Friday 8 April 2016

The good and the bad of audio books

For the first time ever last week I asked for a refund on an Audible book (yes you can do that, surprisingly!)

The book in question was "Hawk Of May", the first in Gillian Bradshaw's excellent trilogy of Arthurian/Dark Ages novels about Gwalchmai ap Lot (Gawain). I own it in print and I adore the series, but given I had credits to burn, I figured having it to listen to on my commute would be good inspiration for Dux Britannoiarum.

Oh. Dear.

Let me quote my review:
Quite honestly, this is unlistenable. The (American) narrator affects a range of supposedly Scots accents for the characters (including the first person narrator), and they are, I'm sorry to say, unlistenably, almost embarrassingly bad.

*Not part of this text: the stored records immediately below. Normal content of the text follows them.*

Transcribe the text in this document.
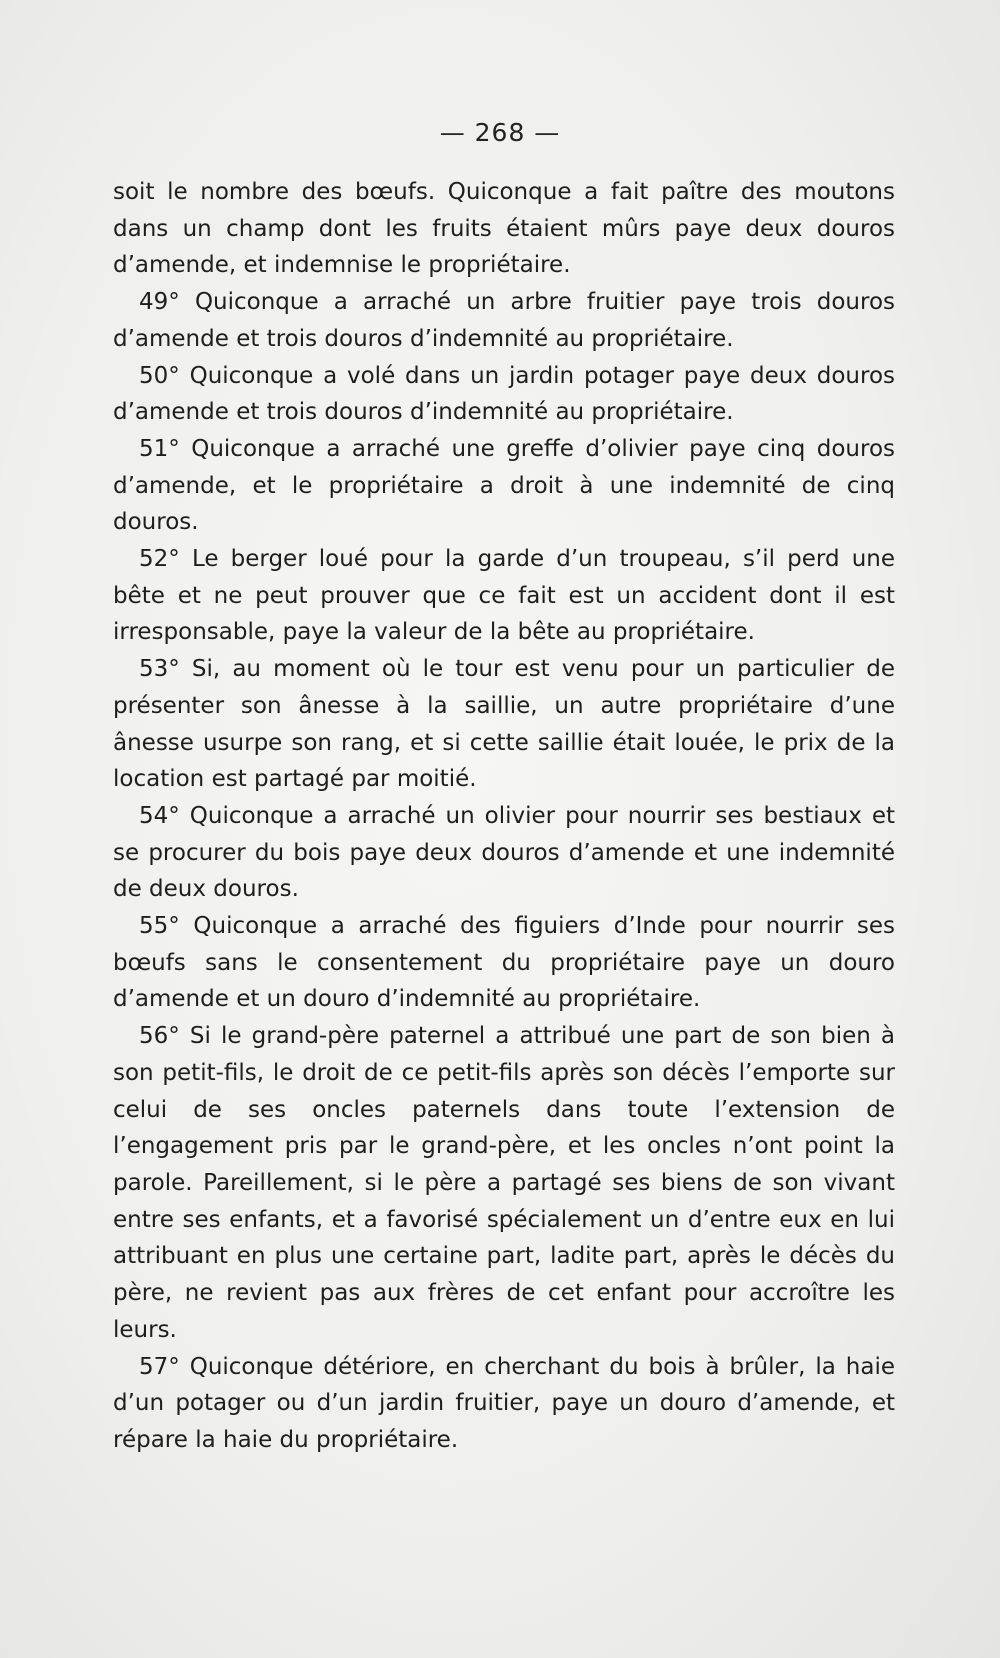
— 268 —

soit le nombre des bœufs. Quiconque a fait paître des moutons dans un champ dont les fruits étaient mûrs paye deux douros d’amende, et indemnise le propriétaire.

49° Quiconque a arraché un arbre fruitier paye trois douros d’amende et trois douros d’indemnité au propriétaire.

50° Quiconque a volé dans un jardin potager paye deux douros d’amende et trois douros d’indemnité au propriétaire.

51° Quiconque a arraché une greffe d’olivier paye cinq douros d’amende, et le propriétaire a droit à une indemnité de cinq douros.

52° Le berger loué pour la garde d’un troupeau, s’il perd une bête et ne peut prouver que ce fait est un accident dont il est irresponsable, paye la valeur de la bête au propriétaire.

53° Si, au moment où le tour est venu pour un particulier de présenter son ânesse à la saillie, un autre propriétaire d’une ânesse usurpe son rang, et si cette saillie était louée, le prix de la location est partagé par moitié.

54° Quiconque a arraché un olivier pour nourrir ses bestiaux et se procurer du bois paye deux douros d’amende et une indemnité de deux douros.

55° Quiconque a arraché des figuiers d’Inde pour nourrir ses bœufs sans le consentement du propriétaire paye un douro d’amende et un douro d’indemnité au propriétaire.

56° Si le grand-père paternel a attribué une part de son bien à son petit-fils, le droit de ce petit-fils après son décès l’emporte sur celui de ses oncles paternels dans toute l’extension de l’engagement pris par le grand-père, et les oncles n’ont point la parole. Pareillement, si le père a partagé ses biens de son vivant entre ses enfants, et a favorisé spécialement un d’entre eux en lui attribuant en plus une certaine part, ladite part, après le décès du père, ne revient pas aux frères de cet enfant pour accroître les leurs.

57° Quiconque détériore, en cherchant du bois à brûler, la haie d’un potager ou d’un jardin fruitier, paye un douro d’amende, et répare la haie du propriétaire.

Gwalchmai (the narrator) as a teenager sounds at BEST like Wee Jimme Krankie, and is at worst borderline incomprehensible.
The reading has pretty much ruined the story for me, so much that I've actually stopped listening,. 
The video link to the right is the first 15 mins, which was about all I could stand. Some of the American reviewers actually liked it!

So, to easy my disappointment, I'm now two chapters in to Bernard Cornwell's "The Winter King", read by someone with a much better grasp of accents.... which is prompting interesting thoughts on the nature of magic in its world.